Я отправился в лагерь Фейсала, охваченный неописуемой суетой. Некоторым племенам выдавали месячное жалованье; все получали продовольственный паек на восемь дней; свертывали и укладывали палатки и тяжелое имущество. Шли последние приготовления к броску через пустыню. Я уселся и стал вслушиваться в штабные разговоры. Фаиз эль-Хусейн, бедуинский шейх, турецкий представитель, летописец армянской резни, ныне секретарь; Несиб эль-Бекри, землевладелец из Дамаска, принимавший Фейсала в Сирии, бежавший из своей страны со смертным приговором; брат Несиба Сами – выпускник юридической школы, ныне помощник казначея; Шефик эль-Эйр – бывший журналист, теперь помощник секретаря, белолицый коротышка, хитрый, разговаривавший шепотком, честный патриот, но в личной жизни извращенец и как таковой просто отвратительный коллега, – вот в каком обществе я оказался.
Хасан Шараф, штабной доктор, благородный человек, посвятивший не просто жизнь, но и все свои деньги арабскому делу, с крайним отвращением жаловался на то, что его склянки оказались разбиты вдребезги, а лекарства свалены кучей в аптечный ящик. К нему присоединился Шефик со словами: «Не ожидали ли вы от восстания комфорта?» – и мы посмеялись над контрастом их манер с жалким положением. В подобных отчаянных обстоятельствах банальный юмор перевешивал весь мир изысканного острословия.
Вечером мы с Фейсалом обсуждали детали предстоявших переходов. Первый этап был небольшим – до Семны, где колодцы в пальмовых рощах изобиловали водой. Там предстояло выбрать, каким путем следовать дальше, но сделать это можно было только по возвращении разведчиков с докладом о том, есть ли в запрудах дождевая вода. До следующего колодца шла прямая дорога – шестьдесят миль без воды по побережью, что было слишком много для огромной массы наших пехотинцев.
Сосредоточившаяся в Бир-эль-Вахейде армия насчитывала пять тысяч сто всадников на верблюдах и до пяти тысяч трехсот пеших солдат с четырьмя горными орудиями Круппа и десятком пулеметов, для переброски которых мы располагали тремястами восьмьюдесятью вьючными верблюдами. Вся комплектация была урезана до минимума и оставалась далекой от принятых у турок стандартов. Выступление было назначено на восемнадцатое января, сразу после полудня, и работа Фейсала была закончена строго к обеду. Наша группа являла собою довольно веселую компанию: сам Фейсал, позволивший себе немного расслабиться после напряженной работы в ответственный период подготовки, Абдель Керим, никогда не отличавшийся большой серьезностью, шериф Джабар, Насиб и Сами, Шефик, Хасан Шараф и я. После обеда сложили палатку, и мы пошли к своим расположившимся по кругу, уже навьюченным и под седлами, коленопреклоненным верблюдам, каждого из которых держал за повод невольник. Барабанщик, ожидавший сигнала за спиной командира телохранителей Дахиля, семь или восемь раз ударил в свою литавру, и все кругом затихло. Мы устремили взор на Фейсала. Он поднялся со своего ковра, отдав последние распоряжения Абдель Кериму, ухватился руками за обе луки седла, оперся коленом на бок верблюда и громко произнес: «Да поможет вам Аллах!» Невольник отпустил верблюда, и тот рывком поднялся с колен. Фейсал перекинул через его спину левую ногу, одним движением руки расправил под собой полы бурнуса и уселся в седло.

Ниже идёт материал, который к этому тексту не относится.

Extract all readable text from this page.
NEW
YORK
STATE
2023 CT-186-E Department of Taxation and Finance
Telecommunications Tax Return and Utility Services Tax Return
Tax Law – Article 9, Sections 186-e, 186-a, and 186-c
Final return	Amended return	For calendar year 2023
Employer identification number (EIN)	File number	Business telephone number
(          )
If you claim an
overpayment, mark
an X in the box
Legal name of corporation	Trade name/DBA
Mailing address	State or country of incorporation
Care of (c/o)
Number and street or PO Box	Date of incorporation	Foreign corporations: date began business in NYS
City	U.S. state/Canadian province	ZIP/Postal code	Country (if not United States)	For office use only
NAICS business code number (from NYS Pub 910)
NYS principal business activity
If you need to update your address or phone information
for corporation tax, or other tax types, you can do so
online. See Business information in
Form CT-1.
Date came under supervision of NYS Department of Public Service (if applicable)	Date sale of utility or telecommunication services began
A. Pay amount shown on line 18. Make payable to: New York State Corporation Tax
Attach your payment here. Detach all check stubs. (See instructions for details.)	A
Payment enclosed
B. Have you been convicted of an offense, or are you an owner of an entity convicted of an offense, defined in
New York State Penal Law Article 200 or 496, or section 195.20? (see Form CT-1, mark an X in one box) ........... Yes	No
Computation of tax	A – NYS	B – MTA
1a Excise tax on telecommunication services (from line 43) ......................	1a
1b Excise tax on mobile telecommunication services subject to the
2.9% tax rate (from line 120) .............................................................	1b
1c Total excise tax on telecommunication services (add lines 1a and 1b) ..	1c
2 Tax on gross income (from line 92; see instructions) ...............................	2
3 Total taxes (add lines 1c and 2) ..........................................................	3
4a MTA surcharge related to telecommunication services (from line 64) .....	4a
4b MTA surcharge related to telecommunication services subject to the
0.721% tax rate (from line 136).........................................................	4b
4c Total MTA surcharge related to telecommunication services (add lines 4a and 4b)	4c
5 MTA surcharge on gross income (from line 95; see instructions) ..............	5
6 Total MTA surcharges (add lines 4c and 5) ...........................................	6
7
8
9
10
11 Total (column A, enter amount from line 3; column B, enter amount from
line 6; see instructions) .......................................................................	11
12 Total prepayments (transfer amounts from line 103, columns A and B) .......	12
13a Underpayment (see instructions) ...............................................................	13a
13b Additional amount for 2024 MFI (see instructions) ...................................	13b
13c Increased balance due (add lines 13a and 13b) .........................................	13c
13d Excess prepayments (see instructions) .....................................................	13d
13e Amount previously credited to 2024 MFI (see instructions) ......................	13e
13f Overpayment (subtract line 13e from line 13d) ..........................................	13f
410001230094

Не успел верблюд Фейсала сделать первый шаг, как мы вскочили в седла, верблюды свиты разом поднялись на ноги под рев нескольких самых нетерпеливых, тогда как остальные молчали, сохраняя достоинство, как и положено хорошо обученным животным. Только какой-нибудь молодой самец или просто невоспитанный мог заворчать на ходу, но ни один уважающий себя бедуин на такого верблюда не сядет, потому что это ворчание может либо разбудить его ночью, либо выдать в момент внезапной атаки из засады. С первыми резкими шагами верблюдов мы быстро перекинули ноги через передние луки седел и подхватили поводья, чтобы управлять нашими скакунами. Взглянув на Фейсала, мы повернули к нему головы верблюдов и сжимали их плечи босыми ногами, пока они не выстроились в одну линию. Подъехал Ибн Дахиль, огляделся, задержал взгляд в направлении движения и кратко приказал агейлам перестроиться в крылья длиной в двести-триста ярдов по обе стороны, почти вплотную верблюд за верблюдом. Маневр был выполнен немедленно и в точности.